Il y a quelque temps, je suis tombée sur un excellent article dans la Gazette des femmes qui s’intitulait « La parentalité est une femme blanche de classe moyenne ». L’auteure, Takwa Souissi, y discutait du manque de diversité dans tous les discours qui entourent la parentalité. J’ai eu envie d’en parler un peu plus avec elle, et un soir, après qu’on ait chacune coucher nos enfants, nous avons jasé de tout ça au téléphone.
 
Takwa est née aux États-Unis, de parents d’origine tunisienne. Elle est arrivée au Québec à l’âge de 4 ans, et a donc grandi ici. Elle a toujours été passionnée par l’écriture, et travaille actuellement en journalisme. Elle est pigiste par choix, car elle aime le travail autonome, et cela lui permet de rester à la maison avec ses deux jeunes enfants. Elle est aussi co-fondatrice du blogue Olive + Érable.

 

Takwa, lors de l'animation d'un atelier d'écriture créative à la librairie Racines, à Montréal-Nord.
Crédit : Takwa Souissi

Dans ton article « la parentalité est une femme blanche de classe moyenne », tu constates le grand manque de diversité dans les représentations de la parentalité dans les médias, dans la littérature ou sur les réseaux sociaux. Pourquoi as-tu eu envie de t’intéresser à ce sujet?
Au départ, ce sujet m’est venu de manière « instinctive », c’est-à-dire que j’avais l’impression qu’il y avait un manque de diversité dans les représentations de la parentalité, mais ça restait à prouver. J’ai alors mené mon enquête.
 
Au niveau du marketing, c’était assez facile à comprendre : la publicité montre toujours des femmes blanches puisque l’objectif est d’atteindre la clientèle cible.
 
Mais je voulais m’intéresser plus amplement aux discours, entre autres aux recommandations qu’on fait aux mères quant aux soins à donner aux enfants. Je remarquais qu’il n’y a souvent qu’un seul discours dominant, alors que je suis entourée de femmes qui ont des pratiques de toutes sortes.
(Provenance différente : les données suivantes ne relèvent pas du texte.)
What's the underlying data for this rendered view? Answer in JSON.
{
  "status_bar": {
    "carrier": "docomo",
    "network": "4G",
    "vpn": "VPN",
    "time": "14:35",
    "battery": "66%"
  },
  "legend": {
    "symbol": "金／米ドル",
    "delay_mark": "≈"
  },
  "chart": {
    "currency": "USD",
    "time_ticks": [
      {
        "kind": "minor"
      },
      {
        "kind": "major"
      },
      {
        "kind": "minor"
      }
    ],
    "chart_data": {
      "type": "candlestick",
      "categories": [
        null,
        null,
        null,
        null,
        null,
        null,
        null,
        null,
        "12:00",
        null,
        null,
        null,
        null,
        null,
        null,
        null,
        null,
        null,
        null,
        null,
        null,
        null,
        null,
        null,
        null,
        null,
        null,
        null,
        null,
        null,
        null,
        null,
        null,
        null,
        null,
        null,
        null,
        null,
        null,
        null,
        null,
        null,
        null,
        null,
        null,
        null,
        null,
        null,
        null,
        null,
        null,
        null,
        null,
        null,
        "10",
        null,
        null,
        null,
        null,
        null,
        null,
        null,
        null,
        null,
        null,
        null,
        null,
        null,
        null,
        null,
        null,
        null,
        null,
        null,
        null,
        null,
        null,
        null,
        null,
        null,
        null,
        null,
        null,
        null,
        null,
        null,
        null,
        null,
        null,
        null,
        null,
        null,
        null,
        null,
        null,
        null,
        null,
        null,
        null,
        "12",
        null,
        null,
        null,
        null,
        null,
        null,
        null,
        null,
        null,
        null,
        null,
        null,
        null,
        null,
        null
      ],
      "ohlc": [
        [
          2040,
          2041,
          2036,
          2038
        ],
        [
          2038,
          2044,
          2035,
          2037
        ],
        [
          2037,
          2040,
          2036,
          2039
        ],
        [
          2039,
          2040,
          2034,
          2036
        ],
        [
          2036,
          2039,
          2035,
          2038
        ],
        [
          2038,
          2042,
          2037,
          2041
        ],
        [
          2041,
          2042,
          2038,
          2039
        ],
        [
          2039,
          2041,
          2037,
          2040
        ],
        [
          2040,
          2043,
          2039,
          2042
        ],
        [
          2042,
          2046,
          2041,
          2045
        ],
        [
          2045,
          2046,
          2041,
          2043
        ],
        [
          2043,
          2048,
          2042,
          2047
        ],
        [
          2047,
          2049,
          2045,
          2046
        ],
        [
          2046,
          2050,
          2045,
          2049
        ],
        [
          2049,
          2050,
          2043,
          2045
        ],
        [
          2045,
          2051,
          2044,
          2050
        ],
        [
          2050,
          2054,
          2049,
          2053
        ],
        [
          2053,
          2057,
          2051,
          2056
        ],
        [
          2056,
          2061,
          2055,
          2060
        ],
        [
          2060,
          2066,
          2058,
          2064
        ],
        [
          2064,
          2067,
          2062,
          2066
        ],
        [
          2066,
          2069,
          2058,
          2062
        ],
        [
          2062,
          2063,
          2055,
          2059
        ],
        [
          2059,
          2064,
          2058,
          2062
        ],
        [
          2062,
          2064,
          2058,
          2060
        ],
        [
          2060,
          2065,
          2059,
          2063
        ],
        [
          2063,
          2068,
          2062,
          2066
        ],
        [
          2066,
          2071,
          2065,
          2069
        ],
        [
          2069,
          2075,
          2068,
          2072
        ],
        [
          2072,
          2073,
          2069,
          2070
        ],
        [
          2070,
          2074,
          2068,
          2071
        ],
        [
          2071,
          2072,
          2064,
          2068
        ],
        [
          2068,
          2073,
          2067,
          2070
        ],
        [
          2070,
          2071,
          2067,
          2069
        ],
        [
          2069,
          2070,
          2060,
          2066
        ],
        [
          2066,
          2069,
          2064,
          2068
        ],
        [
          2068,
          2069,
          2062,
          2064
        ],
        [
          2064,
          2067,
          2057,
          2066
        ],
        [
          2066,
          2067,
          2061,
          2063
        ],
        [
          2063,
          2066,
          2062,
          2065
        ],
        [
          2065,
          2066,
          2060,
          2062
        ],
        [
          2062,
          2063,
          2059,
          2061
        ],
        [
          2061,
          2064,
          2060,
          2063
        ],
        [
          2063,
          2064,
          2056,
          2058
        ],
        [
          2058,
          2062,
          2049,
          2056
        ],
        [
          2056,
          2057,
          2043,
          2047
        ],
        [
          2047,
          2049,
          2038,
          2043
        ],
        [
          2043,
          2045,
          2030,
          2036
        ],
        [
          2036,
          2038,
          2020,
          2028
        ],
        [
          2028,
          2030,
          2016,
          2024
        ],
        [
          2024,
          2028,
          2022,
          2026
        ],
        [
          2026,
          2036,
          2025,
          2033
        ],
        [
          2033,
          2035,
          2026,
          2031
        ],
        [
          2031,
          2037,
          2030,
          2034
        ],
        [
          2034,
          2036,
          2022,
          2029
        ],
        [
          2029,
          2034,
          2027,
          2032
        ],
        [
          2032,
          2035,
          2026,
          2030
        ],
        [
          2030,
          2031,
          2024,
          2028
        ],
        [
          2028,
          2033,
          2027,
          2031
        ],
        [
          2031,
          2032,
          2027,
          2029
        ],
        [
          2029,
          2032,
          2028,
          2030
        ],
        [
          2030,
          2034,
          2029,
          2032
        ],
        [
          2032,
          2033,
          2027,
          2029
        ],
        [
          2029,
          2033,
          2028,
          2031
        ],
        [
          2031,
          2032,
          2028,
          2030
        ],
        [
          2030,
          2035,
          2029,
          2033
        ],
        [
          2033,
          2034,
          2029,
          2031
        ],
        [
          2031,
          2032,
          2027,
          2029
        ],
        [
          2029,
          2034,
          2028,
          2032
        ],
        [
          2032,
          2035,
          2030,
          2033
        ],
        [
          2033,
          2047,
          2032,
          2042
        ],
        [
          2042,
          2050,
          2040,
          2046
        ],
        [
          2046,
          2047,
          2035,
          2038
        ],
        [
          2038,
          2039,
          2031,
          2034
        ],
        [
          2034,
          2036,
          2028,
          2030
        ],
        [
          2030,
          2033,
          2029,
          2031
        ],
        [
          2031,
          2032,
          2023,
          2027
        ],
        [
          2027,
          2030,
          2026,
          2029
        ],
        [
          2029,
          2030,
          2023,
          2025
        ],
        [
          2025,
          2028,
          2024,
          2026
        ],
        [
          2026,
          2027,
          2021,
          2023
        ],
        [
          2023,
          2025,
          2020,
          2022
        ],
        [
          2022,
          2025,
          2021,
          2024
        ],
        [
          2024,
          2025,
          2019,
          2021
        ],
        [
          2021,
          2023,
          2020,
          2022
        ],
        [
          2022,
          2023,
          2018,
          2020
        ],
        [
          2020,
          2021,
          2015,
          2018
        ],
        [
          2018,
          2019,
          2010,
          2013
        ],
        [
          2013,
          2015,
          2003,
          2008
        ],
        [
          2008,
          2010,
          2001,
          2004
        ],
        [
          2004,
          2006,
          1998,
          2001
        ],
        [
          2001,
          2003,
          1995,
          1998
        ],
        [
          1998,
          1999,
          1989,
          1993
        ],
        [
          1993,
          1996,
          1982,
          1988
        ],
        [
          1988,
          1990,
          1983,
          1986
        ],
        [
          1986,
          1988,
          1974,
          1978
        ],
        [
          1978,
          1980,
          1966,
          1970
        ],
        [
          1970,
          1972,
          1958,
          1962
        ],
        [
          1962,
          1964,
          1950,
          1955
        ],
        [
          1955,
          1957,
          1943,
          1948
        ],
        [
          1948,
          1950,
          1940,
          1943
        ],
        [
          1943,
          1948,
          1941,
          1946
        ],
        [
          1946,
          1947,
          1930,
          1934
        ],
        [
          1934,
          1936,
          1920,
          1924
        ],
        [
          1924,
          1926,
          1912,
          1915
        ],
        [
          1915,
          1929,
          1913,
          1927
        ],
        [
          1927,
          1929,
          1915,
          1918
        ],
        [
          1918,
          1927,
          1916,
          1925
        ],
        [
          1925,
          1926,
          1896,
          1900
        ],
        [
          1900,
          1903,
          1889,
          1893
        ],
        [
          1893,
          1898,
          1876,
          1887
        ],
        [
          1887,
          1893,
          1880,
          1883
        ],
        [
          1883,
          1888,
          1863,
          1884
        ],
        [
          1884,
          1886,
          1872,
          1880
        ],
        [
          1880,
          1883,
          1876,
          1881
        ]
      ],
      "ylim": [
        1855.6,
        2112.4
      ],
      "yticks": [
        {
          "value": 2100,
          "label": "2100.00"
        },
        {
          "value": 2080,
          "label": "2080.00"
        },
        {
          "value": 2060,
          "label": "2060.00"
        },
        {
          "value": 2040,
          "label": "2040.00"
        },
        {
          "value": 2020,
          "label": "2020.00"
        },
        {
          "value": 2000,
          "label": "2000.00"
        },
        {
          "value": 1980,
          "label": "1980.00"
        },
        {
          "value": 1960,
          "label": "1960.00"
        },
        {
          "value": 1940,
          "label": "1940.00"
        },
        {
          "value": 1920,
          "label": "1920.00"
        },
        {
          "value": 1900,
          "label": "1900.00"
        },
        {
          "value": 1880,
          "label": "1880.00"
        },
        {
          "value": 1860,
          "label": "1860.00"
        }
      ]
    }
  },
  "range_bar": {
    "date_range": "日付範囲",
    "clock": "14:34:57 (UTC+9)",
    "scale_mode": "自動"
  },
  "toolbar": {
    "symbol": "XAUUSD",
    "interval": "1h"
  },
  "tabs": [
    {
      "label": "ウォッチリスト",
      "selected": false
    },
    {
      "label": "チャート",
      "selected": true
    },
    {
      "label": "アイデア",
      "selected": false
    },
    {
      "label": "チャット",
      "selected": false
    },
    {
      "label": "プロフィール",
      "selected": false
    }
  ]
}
Par exemple, quand il est question d’emmaillotage prolongé, d’allaitement prolongé, ou encore de l’introduction des solides... Comment faire quand les recommandations des intervenant.e.s vont dans le sens contraire de nos traditions culturelles, de ce que nos mères faisaient et veulent nous transmettre?

 

Crédit : Pixabay

Mon enquête m’a donc menée sur la piste des recherches scientifiques sur lesquelles s’appuient les recommandations. Je me suis rendu compte qu’elles sont, pour la plupart, de sources nord-américaines et européennes. Les participantes aux études sont donc des femmes blanches de classe moyenne. Quand les données scientifiques se fondent sur les pratiques d’un seul groupe culturel, on peut difficilement s’attendre à ce que les discours sur la santé soient diversifiés.
 
Quel impact ça a, d’après toi, ce manque de diversité, sur les familles qui ne se reconnaissent pas dans le modèle dominant?
D’abord, je pense que ça un impact sur toute la société, en général. C’est tellement enrichissant lorsqu’on sait qu’il y a plusieurs manières de faire. Ça vient nuancer notre expérience, et apaiser la culpabilité, parce que personne ne cadre tout à fait dans le modèle. On est tous.tes différent.e.s, il y a des différences culturelles, mais aussi des différences de classes et de capacités, et nous avons à apprendre de toutes ces expériences pour bien comprendre la parentalité.

 

Crédit : Pexels

Pour les familles issues de la diversité, l’impact se fait ressentir surtout au niveau de la culpabilité. On se sent coupables de ne pas suivre les recommandations, et inadéquates aussi. Cela exerce une pression psychologique de plus dans l’apprentissage de la parentalité, qui implique déjà souvent de l’isolement. 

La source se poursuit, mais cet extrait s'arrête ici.